15 Zodra de mensen Jezus zagen aankomen, liepen zij Hem tegemoet.
16 ‘Wat is er aan de hand?’ vroeg Jezus.
17 ‘Meester,’ antwoordde een man, ‘ik wilde mijn zoon bij U brengen. Hij kan niet praten omdat er een boze geest in hem zit.
18 Telkens als die geest hem de baas wordt, gooit hij hem op de grond. Dan staat het schuim hem op de mond, knarst hij met zijn tanden en wordt hij helemaal stijf. Ik heb uw leerlingen gevraagd of zij de boze geest wilden verjagen, maar dat lukte hun niet.’
19 Jezus zei: ‘O, wat een ongeloof! Hoelang moet Ik nog bij u blijven? Hoelang moet Ik nog geduld met u hebben? Kom, breng de jongen maar hier.’

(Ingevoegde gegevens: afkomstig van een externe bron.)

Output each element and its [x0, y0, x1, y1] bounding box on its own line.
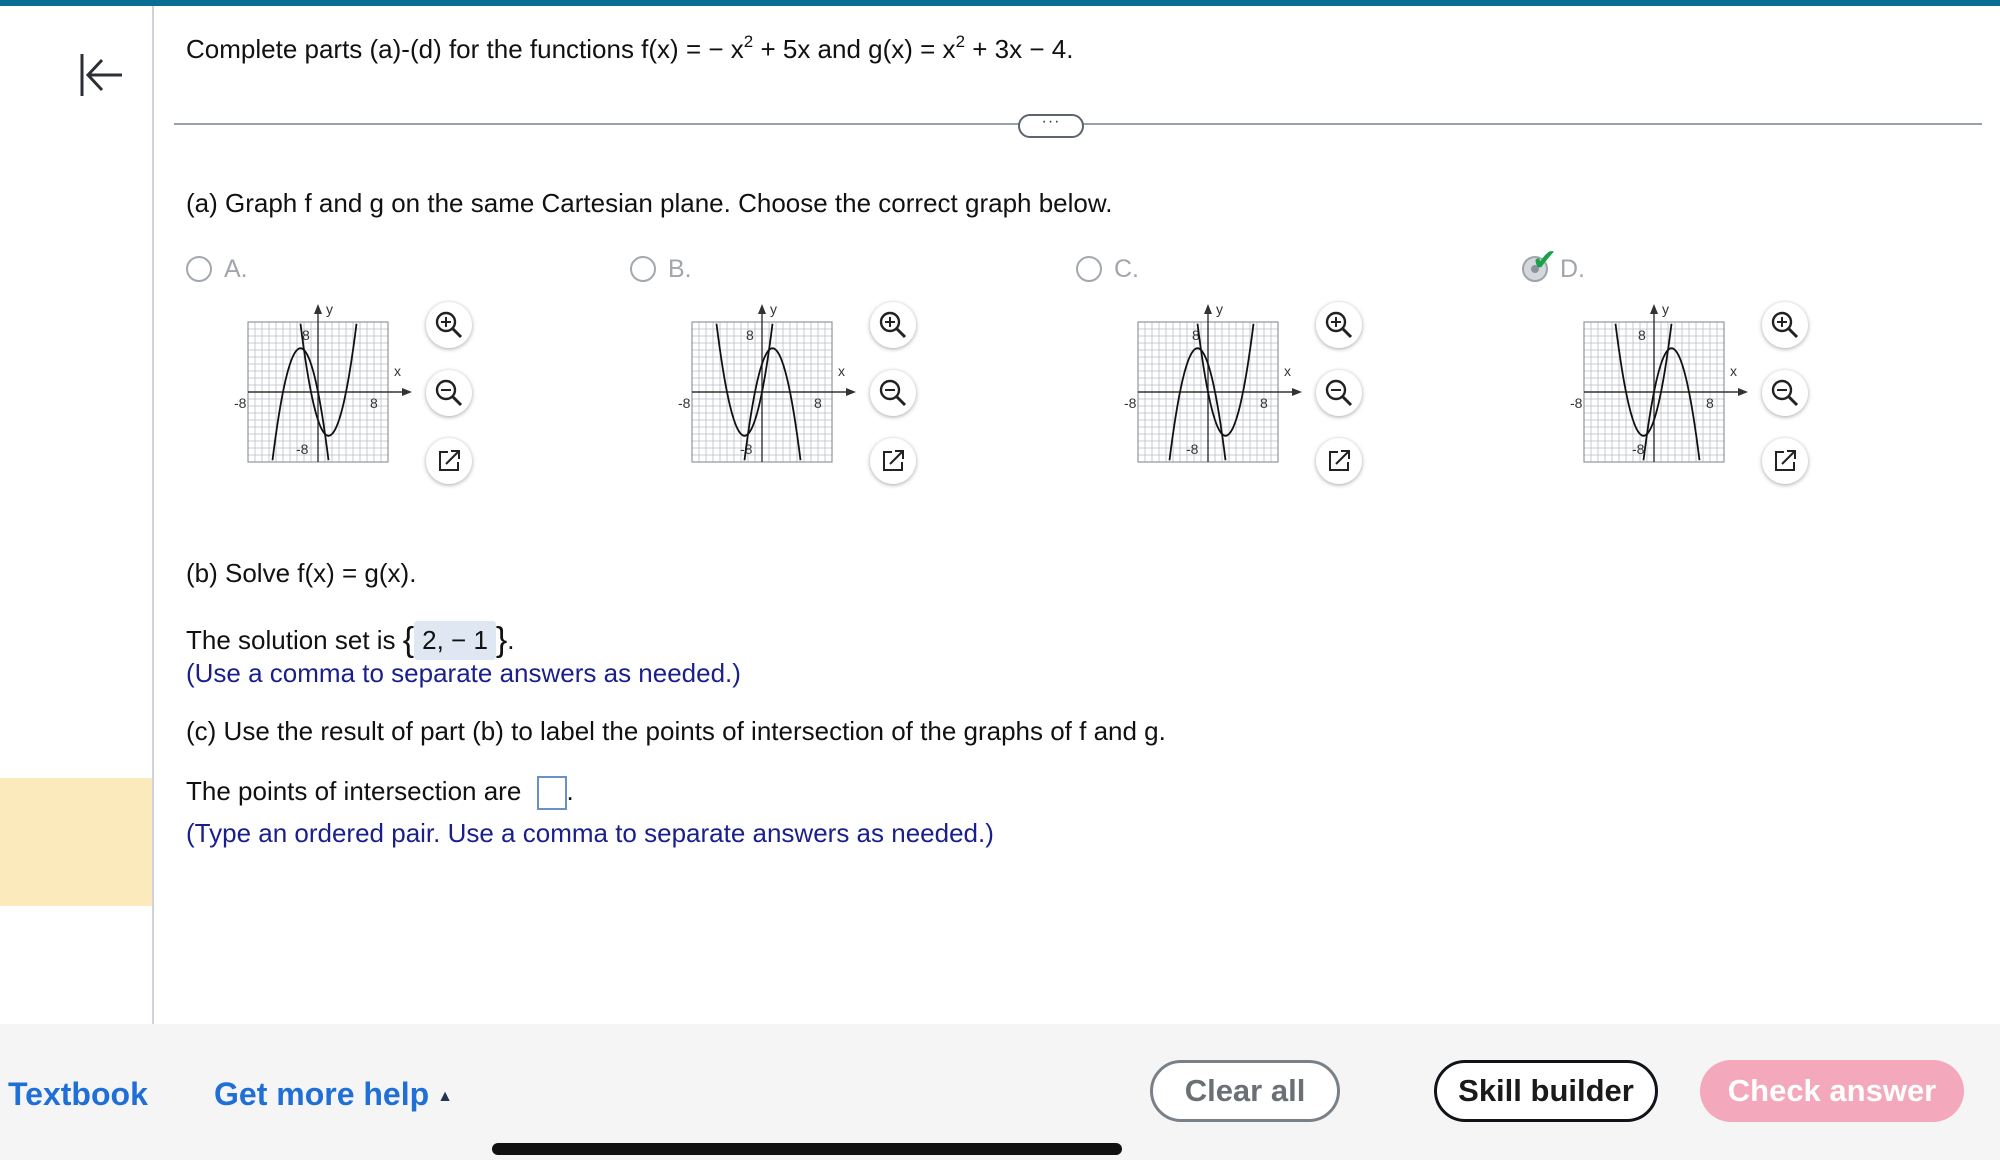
part-c-prompt: (c) Use the result of part (b) to label … [186, 716, 1166, 746]
zoom-out-button[interactable] [1316, 370, 1362, 416]
svg-text:-8: -8 [1186, 441, 1199, 457]
svg-text:x: x [394, 363, 401, 379]
graph-option-d[interactable]: ✔ D. y x 8 -8 -8 8 [1522, 246, 1942, 496]
open-graph-button[interactable] [870, 438, 916, 484]
external-link-icon [439, 450, 460, 471]
zoom-out-icon [435, 379, 463, 407]
svg-text:y: y [770, 301, 777, 317]
zoom-out-icon [879, 379, 907, 407]
svg-text:y: y [326, 301, 333, 317]
external-link-icon [1775, 450, 1796, 471]
part-b-prompt: (b) Solve f(x) = g(x). [186, 558, 417, 588]
svg-text:8: 8 [1638, 327, 1646, 343]
question-panel: Complete parts (a)-(d) for the functions… [152, 6, 2000, 1024]
option-letter: B. [668, 255, 692, 283]
svg-text:-8: -8 [1632, 441, 1645, 457]
graph-option-a[interactable]: A. y x 8 -8 -8 8 [186, 255, 606, 496]
zoom-out-button[interactable] [870, 370, 916, 416]
graph-option-b[interactable]: B. y x 8 -8 -8 8 [630, 255, 1050, 496]
option-letter: D. [1560, 255, 1585, 283]
graph-thumbnail[interactable]: yx8-8-8 8 [1116, 296, 1316, 476]
zoom-in-button[interactable] [426, 302, 472, 348]
open-graph-button[interactable] [1762, 438, 1808, 484]
graph-thumbnail[interactable]: yx8-8-8 8 [1562, 296, 1762, 476]
collapse-sidebar-button[interactable] [76, 50, 126, 100]
svg-text:-8: -8 [678, 395, 691, 411]
svg-text:8: 8 [1706, 395, 1714, 411]
question-header: Complete parts (a)-(d) for the functions… [186, 32, 1074, 64]
external-link-icon [1329, 450, 1350, 471]
zoom-in-icon [1325, 311, 1353, 339]
get-more-help-link[interactable]: Get more help ▲ [214, 1076, 453, 1113]
solution-line: The solution set is {2, − 1}. [186, 621, 515, 660]
zoom-in-icon [879, 311, 907, 339]
textbook-link[interactable]: Textbook [8, 1076, 148, 1113]
graph-thumbnail[interactable]: yx8-8-8 8 [670, 296, 870, 476]
part-b-hint: (Use a comma to separate answers as need… [186, 658, 741, 688]
check-answer-button[interactable]: Check answer [1700, 1060, 1964, 1122]
svg-text:-8: -8 [1124, 395, 1137, 411]
home-indicator [492, 1143, 1122, 1155]
intersection-answer-input[interactable] [536, 776, 567, 811]
skill-builder-button[interactable]: Skill builder [1434, 1060, 1658, 1122]
option-radio-b[interactable] [630, 256, 656, 282]
option-radio-c[interactable] [1076, 256, 1102, 282]
part-a-prompt: (a) Graph f and g on the same Cartesian … [186, 188, 1113, 218]
intersection-line: The points of intersection are . [186, 776, 574, 811]
option-letter: A. [224, 255, 248, 283]
svg-text:8: 8 [746, 327, 754, 343]
svg-text:8: 8 [1260, 395, 1268, 411]
collapse-left-icon [80, 54, 122, 96]
svg-text:-8: -8 [1570, 395, 1583, 411]
caret-up-icon: ▲ [437, 1087, 453, 1105]
external-link-icon [883, 450, 904, 471]
part-c-hint: (Type an ordered pair. Use a comma to se… [186, 818, 994, 848]
zoom-in-button[interactable] [1316, 302, 1362, 348]
svg-text:-8: -8 [296, 441, 309, 457]
svg-text:y: y [1216, 301, 1223, 317]
svg-text:8: 8 [814, 395, 822, 411]
svg-text:x: x [1730, 363, 1737, 379]
footer-bar: Textbook Get more help ▲ Clear all Skill … [0, 1024, 2000, 1160]
zoom-in-button[interactable] [1762, 302, 1808, 348]
graph-thumbnail[interactable]: yx8-8-8 8 [226, 296, 426, 476]
open-graph-button[interactable] [426, 438, 472, 484]
zoom-out-button[interactable] [1762, 370, 1808, 416]
zoom-in-icon [435, 311, 463, 339]
more-options-button[interactable]: ··· [1018, 114, 1084, 138]
checkmark-icon: ✔ [1532, 244, 1558, 277]
zoom-out-button[interactable] [426, 370, 472, 416]
sidebar [0, 6, 154, 1024]
svg-text:x: x [838, 363, 845, 379]
sidebar-highlight [0, 778, 152, 906]
zoom-out-icon [1325, 379, 1353, 407]
open-graph-button[interactable] [1316, 438, 1362, 484]
zoom-in-button[interactable] [870, 302, 916, 348]
option-radio-a[interactable] [186, 256, 212, 282]
graph-option-c[interactable]: C. y x 8 -8 -8 8 [1076, 255, 1496, 496]
solution-answer[interactable]: 2, − 1 [414, 621, 496, 660]
svg-text:8: 8 [370, 395, 378, 411]
svg-text:-8: -8 [234, 395, 247, 411]
clear-all-button[interactable]: Clear all [1150, 1060, 1340, 1122]
option-letter: C. [1114, 255, 1139, 283]
zoom-in-icon [1771, 311, 1799, 339]
zoom-out-icon [1771, 379, 1799, 407]
svg-text:x: x [1284, 363, 1291, 379]
svg-text:y: y [1662, 301, 1669, 317]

20 Dat deden zij, maar zodra de boze geest Jezus zag, kreeg de jongen vreselijke stuiptrekkingen. Hij viel op de grond en rolde heen en weer, het schuim stond hem op de mond.
21 ‘Hoe lang heeft hij dit al?’ vroeg Jezus aan de vader. ‘Van jongs af aan,’ antwoordde deze.
22 ‘De boze geest heeft hem vaak in het vuur en in het water laten vallen om hem te vermoorden. Heb medelijden met ons en doe iets als U kunt.’
23 ‘Als U kunt?’ vroeg Jezus. ‘Voor wie gelooft, is alles mogelijk.’
24 ‘Ik geloof!’ riep de man meteen. ‘En toch twijfel ik nog. Help mij!’
25 Jezus zag dat er steeds meer mensen bijkwamen. Hij zei tegen de boze geest: ‘Eruit! Jij, die dit kind doof en stom maakt. Eruit! En kom nooit meer in hem terug!’
26 De jongen gilde vreselijk en kreeg hevige stuiptrekkingen toen de boze geest uit hem wegging. Daarna lag hij zo stil dat het leek of hij dood was. De mensen begonnen al te mompelen: ‘Hij is dood.’
27 Maar Jezus nam hem bij de hand, trok hem overeind en de jongen stond op.
28 Even later, toen Jezus met zijn leerlingen in een huis was, vroegen zij Hem: ‘Waarom hebben wij die boze geest niet uit die jongen kunnen verjagen?’
29 Jezus antwoordde: ‘Boze geesten gaan alleen maar op de vlucht voor gebed.’
Lukas 9
Jezus verjaagt een boze geest
37 Terwijl zij de volgende dag van de berg afdaalden, kwam een grote menigte mensen hen tegemoet om Jezus te zien.
38 Er was een man bij die luidkeels riep: ‘Meester! Kom toch kijken naar mijn jongen! Het is mijn enig kind.
39 Hij heeft zoʼn last van een boze geest. Als die hem de baas wordt, begint hij ineens te krijsen, krijgt hij stuiptrekkingen en staat het schuim hem op de mond. Die geest laat hem bijna niet los en doet hem veel kwaad.
40 Ik heb uw leerlingen gevraagd die geest te verjagen. Maar dat konden zij niet.’
41 ‘Wat bent u toch harde en ongelovige mensen,’ zei Jezus. ‘Hoelang moet Ik nog bij u blijven? Hoelang moet Ik nog geduld met u hebben? Breng uw zoon maar bij Mij.’
42 Nog voordat de jongen bij Hem was, sloeg de boze geest hem tegen de grond. Hij bleef hevig stuiptrekkend liggen. Jezus joeg de boze geest uit de jongen weg, genas hem en gaf hem aan zijn vader terug.